For the rest of that day and well into this week I have felt as if I am moving in a haze. I can’ t seem to concentrate on anything. Thoughts and emotions tumble around in my head and in my heart. I know in my head that this school-aged diagnosis good thing to get him the support we know he will need and there certainly is no mistaking Henry’s challenges and differences in particular areas. As a family we have not been ones to shy away from talking about Henry’s diagnoses. We are not embarrassed or have any shame whatsoever. We embrace Henry for who he is, differences and challenges and all! But for a few seconds, my heart broke and I panicked. My son has autism. In those few seconds I wished it wasn’t true and I felt guilty about that! I realized in that moment that deep down in an almost buried corner of my heart, there was denial hiding there. Perhaps because Henry’s challenges and differences, though noticeable after spending some time with him, aren’t really all that prominent overall. We can “forget” the autism aspects of Henry. How could I wish my son to be anything other that what he IS? Henry is so very bright and funny and loving. He’s got a dimpled grin  and a twinkle in his eyes that will capture your heart! The kid is SMART! He is his own little dude and he has the potential to take the world by storm, doing whatever it may be that he wants to do! I have no doubts about this.
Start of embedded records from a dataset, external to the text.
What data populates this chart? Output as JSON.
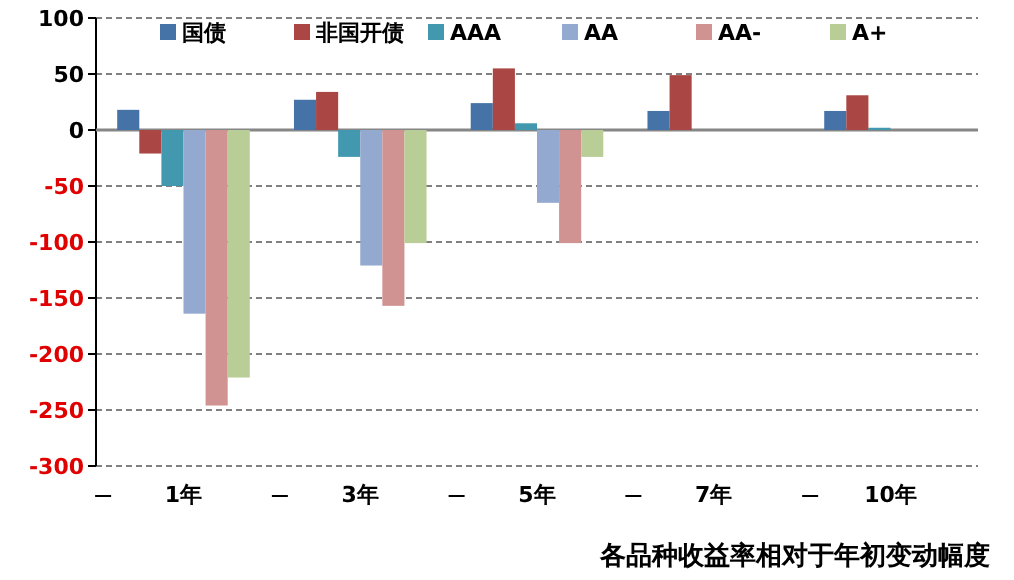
{
  "chart_data": {
    "type": "bar",
    "xlabel": "各品种收益率相对于年初变动幅度",
    "categories": [
      "1年",
      "3年",
      "5年",
      "7年",
      "10年"
    ],
    "series": [
      {
        "name": "国债",
        "color": "#4572a7",
        "values": [
          18,
          27,
          24,
          17,
          17
        ]
      },
      {
        "name": "非国开债",
        "color": "#aa4643",
        "values": [
          -21,
          34,
          55,
          49,
          31
        ]
      },
      {
        "name": "AAA",
        "color": "#4198af",
        "values": [
          -50,
          -24,
          6,
          null,
          2
        ]
      },
      {
        "name": "AA",
        "color": "#93a9cf",
        "values": [
          -164,
          -121,
          -65,
          null,
          null
        ]
      },
      {
        "name": "AA-",
        "color": "#d19392",
        "values": [
          -246,
          -157,
          -101,
          null,
          null
        ]
      },
      {
        "name": "A+",
        "color": "#b9cd96",
        "values": [
          -221,
          -101,
          -24,
          null,
          null
        ]
      }
    ],
    "ylim": [
      -300,
      100
    ],
    "yticks": [
      -300,
      -250,
      -200,
      -150,
      -100,
      -50,
      0,
      50,
      100
    ],
    "grid": "y",
    "legend": "top"
  }
}
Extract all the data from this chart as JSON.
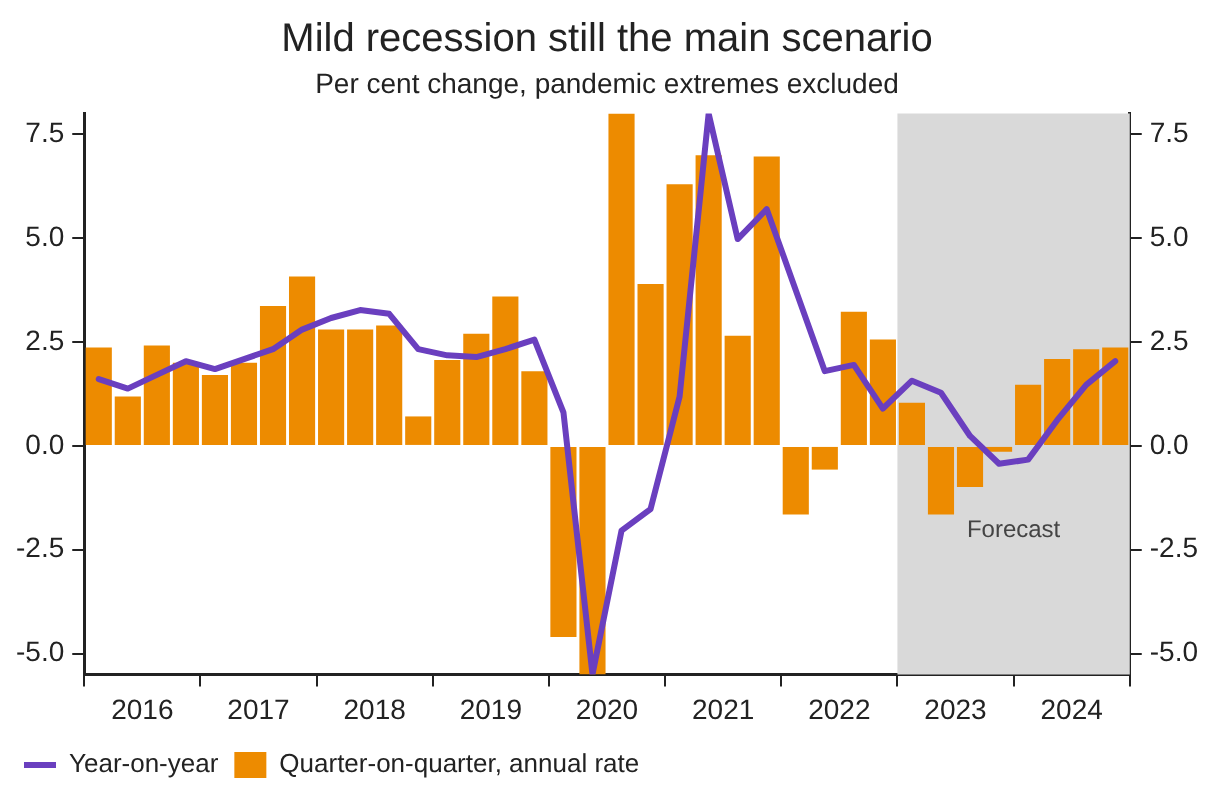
{
  "chart_data": {
    "type": "bar",
    "title": "Mild recession still the main scenario",
    "subtitle": "Per cent change, pandemic extremes excluded",
    "x": [
      2016.125,
      2016.375,
      2016.625,
      2016.875,
      2017.125,
      2017.375,
      2017.625,
      2017.875,
      2018.125,
      2018.375,
      2018.625,
      2018.875,
      2019.125,
      2019.375,
      2019.625,
      2019.875,
      2020.125,
      2020.375,
      2020.625,
      2020.875,
      2021.125,
      2021.375,
      2021.625,
      2021.875,
      2022.125,
      2022.375,
      2022.625,
      2022.875,
      2023.125,
      2023.375,
      2023.625,
      2023.875,
      2024.125,
      2024.375,
      2024.625,
      2024.875
    ],
    "series": [
      {
        "name": "Year-on-year",
        "type": "line",
        "color": "#6a3fbf",
        "values": [
          1.61,
          1.38,
          1.71,
          2.04,
          1.85,
          2.09,
          2.33,
          2.8,
          3.08,
          3.27,
          3.18,
          2.33,
          2.18,
          2.14,
          2.33,
          2.56,
          0.81,
          -5.5,
          -2.04,
          -1.52,
          1.19,
          8.0,
          4.98,
          5.7,
          3.75,
          1.8,
          1.95,
          0.9,
          1.57,
          1.28,
          0.24,
          -0.43,
          -0.33,
          0.62,
          1.47,
          2.04
        ]
      },
      {
        "name": "Quarter-on-quarter, annual rate",
        "color": "#ed8b00",
        "values": [
          2.37,
          1.19,
          2.42,
          2.0,
          1.71,
          2.0,
          3.37,
          4.08,
          2.8,
          2.8,
          2.9,
          0.71,
          2.07,
          2.7,
          3.6,
          1.8,
          -4.6,
          -5.5,
          8.0,
          3.9,
          6.3,
          7.0,
          2.65,
          6.97,
          -1.65,
          -0.57,
          3.23,
          2.56,
          1.04,
          -1.65,
          -0.99,
          -0.14,
          1.47,
          2.09,
          2.33,
          2.37
        ]
      }
    ],
    "xlim": [
      2016,
      2025
    ],
    "xticks": [
      {
        "value": 2016,
        "label": null
      },
      {
        "value": 2016.5,
        "label": "2016"
      },
      {
        "value": 2017,
        "label": null
      },
      {
        "value": 2017.5,
        "label": "2017"
      },
      {
        "value": 2018,
        "label": null
      },
      {
        "value": 2018.5,
        "label": "2018"
      },
      {
        "value": 2019,
        "label": null
      },
      {
        "value": 2019.5,
        "label": "2019"
      },
      {
        "value": 2020,
        "label": null
      },
      {
        "value": 2020.5,
        "label": "2020"
      },
      {
        "value": 2021,
        "label": null
      },
      {
        "value": 2021.5,
        "label": "2021"
      },
      {
        "value": 2022,
        "label": null
      },
      {
        "value": 2022.5,
        "label": "2022"
      },
      {
        "value": 2023,
        "label": null
      },
      {
        "value": 2023.5,
        "label": "2023"
      },
      {
        "value": 2024,
        "label": null
      },
      {
        "value": 2024.5,
        "label": "2024"
      },
      {
        "value": 2025,
        "label": null
      }
    ],
    "ylim": [
      -5.5,
      8.0
    ],
    "yticks": [
      {
        "value": -5,
        "label": "-5.0"
      },
      {
        "value": -2.5,
        "label": "-2.5"
      },
      {
        "value": 0,
        "label": "0.0"
      },
      {
        "value": 2.5,
        "label": "2.5"
      },
      {
        "value": 5,
        "label": "5.0"
      },
      {
        "value": 7.5,
        "label": "7.5"
      }
    ],
    "y2lim": [
      -5.5,
      8.0
    ],
    "y2ticks": [
      {
        "value": -5,
        "label": "-5.0"
      },
      {
        "value": -2.5,
        "label": "-2.5"
      },
      {
        "value": 0,
        "label": "0.0"
      },
      {
        "value": 2.5,
        "label": "2.5"
      },
      {
        "value": 5,
        "label": "5.0"
      },
      {
        "value": 7.5,
        "label": "7.5"
      }
    ],
    "bands": [
      {
        "axis": "x",
        "from": 2023,
        "to": 2025,
        "label": "Forecast",
        "color": "#d9d9d9"
      }
    ],
    "grid": false,
    "legend": "bottom left"
  }
}
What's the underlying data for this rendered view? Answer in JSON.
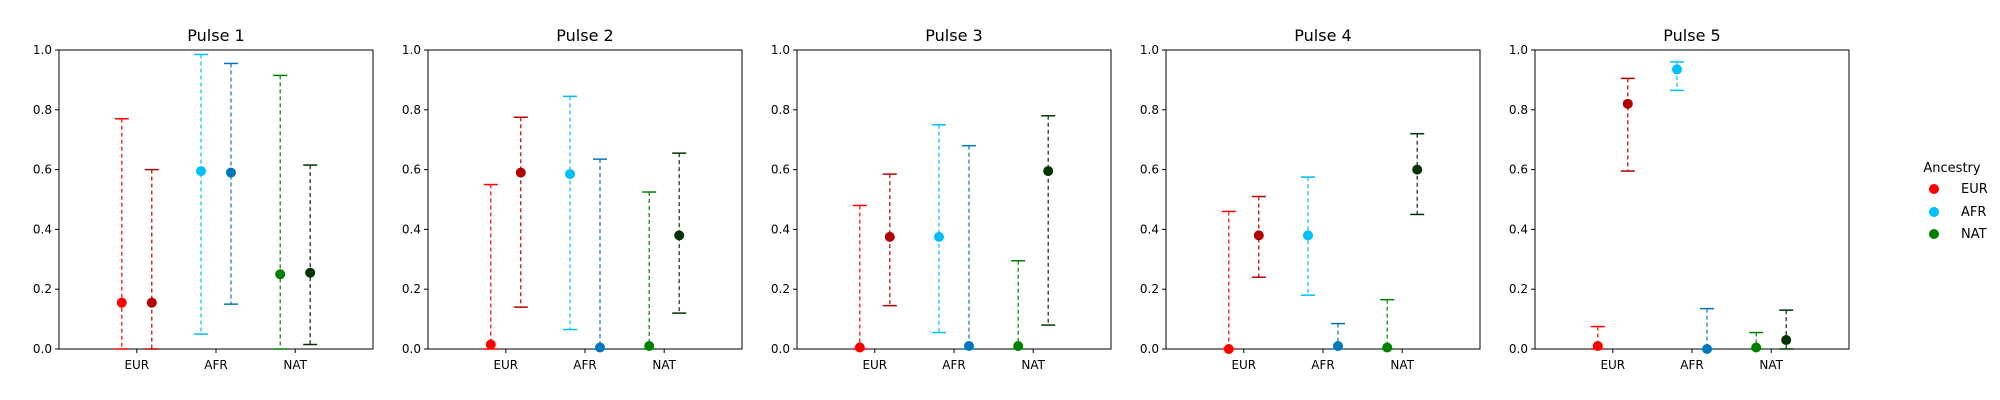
{
  "chart_data": [
    {
      "type": "errorbar",
      "title": "Pulse 1",
      "categories": [
        "EUR",
        "AFR",
        "NAT"
      ],
      "ylim": [
        0,
        1
      ],
      "yticks": [
        "0.0",
        "0.2",
        "0.4",
        "0.6",
        "0.8",
        "1.0"
      ],
      "points": [
        {
          "category": "EUR",
          "slot": 0,
          "color": "#ff0000",
          "y": 0.155,
          "low": 0.0,
          "high": 0.77
        },
        {
          "category": "EUR",
          "slot": 1,
          "color": "#b30000",
          "y": 0.155,
          "low": 0.0,
          "high": 0.6
        },
        {
          "category": "AFR",
          "slot": 0,
          "color": "#00bfff",
          "y": 0.595,
          "low": 0.05,
          "high": 0.985
        },
        {
          "category": "AFR",
          "slot": 1,
          "color": "#0077bb",
          "y": 0.59,
          "low": 0.15,
          "high": 0.955
        },
        {
          "category": "NAT",
          "slot": 0,
          "color": "#008000",
          "y": 0.25,
          "low": 0.0,
          "high": 0.915
        },
        {
          "category": "NAT",
          "slot": 1,
          "color": "#003300",
          "y": 0.255,
          "low": 0.015,
          "high": 0.615
        }
      ]
    },
    {
      "type": "errorbar",
      "title": "Pulse 2",
      "categories": [
        "EUR",
        "AFR",
        "NAT"
      ],
      "ylim": [
        0,
        1
      ],
      "yticks": [
        "0.0",
        "0.2",
        "0.4",
        "0.6",
        "0.8",
        "1.0"
      ],
      "points": [
        {
          "category": "EUR",
          "slot": 0,
          "color": "#ff0000",
          "y": 0.015,
          "low": 0.0,
          "high": 0.55
        },
        {
          "category": "EUR",
          "slot": 1,
          "color": "#b30000",
          "y": 0.59,
          "low": 0.14,
          "high": 0.775
        },
        {
          "category": "AFR",
          "slot": 0,
          "color": "#00bfff",
          "y": 0.585,
          "low": 0.065,
          "high": 0.845
        },
        {
          "category": "AFR",
          "slot": 1,
          "color": "#0077bb",
          "y": 0.005,
          "low": 0.0,
          "high": 0.635
        },
        {
          "category": "NAT",
          "slot": 0,
          "color": "#008000",
          "y": 0.01,
          "low": 0.0,
          "high": 0.525
        },
        {
          "category": "NAT",
          "slot": 1,
          "color": "#003300",
          "y": 0.38,
          "low": 0.12,
          "high": 0.655
        }
      ]
    },
    {
      "type": "errorbar",
      "title": "Pulse 3",
      "categories": [
        "EUR",
        "AFR",
        "NAT"
      ],
      "ylim": [
        0,
        1
      ],
      "yticks": [
        "0.0",
        "0.2",
        "0.4",
        "0.6",
        "0.8",
        "1.0"
      ],
      "points": [
        {
          "category": "EUR",
          "slot": 0,
          "color": "#ff0000",
          "y": 0.005,
          "low": 0.0,
          "high": 0.48
        },
        {
          "category": "EUR",
          "slot": 1,
          "color": "#b30000",
          "y": 0.375,
          "low": 0.145,
          "high": 0.585
        },
        {
          "category": "AFR",
          "slot": 0,
          "color": "#00bfff",
          "y": 0.375,
          "low": 0.055,
          "high": 0.75
        },
        {
          "category": "AFR",
          "slot": 1,
          "color": "#0077bb",
          "y": 0.01,
          "low": 0.0,
          "high": 0.68
        },
        {
          "category": "NAT",
          "slot": 0,
          "color": "#008000",
          "y": 0.01,
          "low": 0.0,
          "high": 0.295
        },
        {
          "category": "NAT",
          "slot": 1,
          "color": "#003300",
          "y": 0.595,
          "low": 0.08,
          "high": 0.78
        }
      ]
    },
    {
      "type": "errorbar",
      "title": "Pulse 4",
      "categories": [
        "EUR",
        "AFR",
        "NAT"
      ],
      "ylim": [
        0,
        1
      ],
      "yticks": [
        "0.0",
        "0.2",
        "0.4",
        "0.6",
        "0.8",
        "1.0"
      ],
      "points": [
        {
          "category": "EUR",
          "slot": 0,
          "color": "#ff0000",
          "y": 0.0,
          "low": 0.0,
          "high": 0.46
        },
        {
          "category": "EUR",
          "slot": 1,
          "color": "#b30000",
          "y": 0.38,
          "low": 0.24,
          "high": 0.51
        },
        {
          "category": "AFR",
          "slot": 0,
          "color": "#00bfff",
          "y": 0.38,
          "low": 0.18,
          "high": 0.575
        },
        {
          "category": "AFR",
          "slot": 1,
          "color": "#0077bb",
          "y": 0.01,
          "low": 0.0,
          "high": 0.085
        },
        {
          "category": "NAT",
          "slot": 0,
          "color": "#008000",
          "y": 0.005,
          "low": 0.0,
          "high": 0.165
        },
        {
          "category": "NAT",
          "slot": 1,
          "color": "#003300",
          "y": 0.6,
          "low": 0.45,
          "high": 0.72
        }
      ]
    },
    {
      "type": "errorbar",
      "title": "Pulse 5",
      "categories": [
        "EUR",
        "AFR",
        "NAT"
      ],
      "ylim": [
        0,
        1
      ],
      "yticks": [
        "0.0",
        "0.2",
        "0.4",
        "0.6",
        "0.8",
        "1.0"
      ],
      "points": [
        {
          "category": "EUR",
          "slot": 0,
          "color": "#ff0000",
          "y": 0.01,
          "low": 0.0,
          "high": 0.075
        },
        {
          "category": "EUR",
          "slot": 1,
          "color": "#b30000",
          "y": 0.82,
          "low": 0.595,
          "high": 0.905
        },
        {
          "category": "AFR",
          "slot": 0,
          "color": "#00bfff",
          "y": 0.935,
          "low": 0.865,
          "high": 0.96
        },
        {
          "category": "AFR",
          "slot": 1,
          "color": "#0077bb",
          "y": 0.0,
          "low": 0.0,
          "high": 0.135
        },
        {
          "category": "NAT",
          "slot": 0,
          "color": "#008000",
          "y": 0.005,
          "low": 0.0,
          "high": 0.055
        },
        {
          "category": "NAT",
          "slot": 1,
          "color": "#003300",
          "y": 0.03,
          "low": 0.0,
          "high": 0.13
        }
      ]
    }
  ],
  "legend": {
    "title": "Ancestry",
    "placement": "right",
    "entries": [
      {
        "label": "EUR",
        "color": "#ff0000"
      },
      {
        "label": "AFR",
        "color": "#00bfff"
      },
      {
        "label": "NAT",
        "color": "#008000"
      }
    ]
  }
}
Although there are certain aspects of the autism spectrum that make him the kind of person he is, it by no means defines him! But now it is on his permanent school record. Autism. Will future teachers see beyond that? Or will they just see Henry, the autistic kid? Will they take the time to get to know that Henry is so much more than that? Fear and panic overwhelm me. A long road lay ahead of us. How will we ever be able to make it through?

Then, through my tears, I envision my little dude for all that he is; his quirkiness and intelligence, his quick wit and amazing sense of humor, his vision and skill for building and “inventing” things.  He has an imagination like no other! He will use these strengths. He will be leading the way.  Love and pride and hope chase my anxiety away. Henry may have autism but autism does not have Henry. We will accept this label if it means helping Henry to be the best Henry he can possibly be.

I realize we are starting a new leg of our journey in the autism spectrum. True advocating for Henry must really begin. It is time we start to teach Henry to advocate for himself. He  has a long way to go and a lot to learn. We have a lot of work to do together, Henry and our family. Grant and I need to learn to also be educators for others, the teachers, administrators and even Henry’s peers and their parents. But the best teacher of all will be Henry, himself. He will teach the world that he is so much more than autism, no matter what might be written down on his permanent record.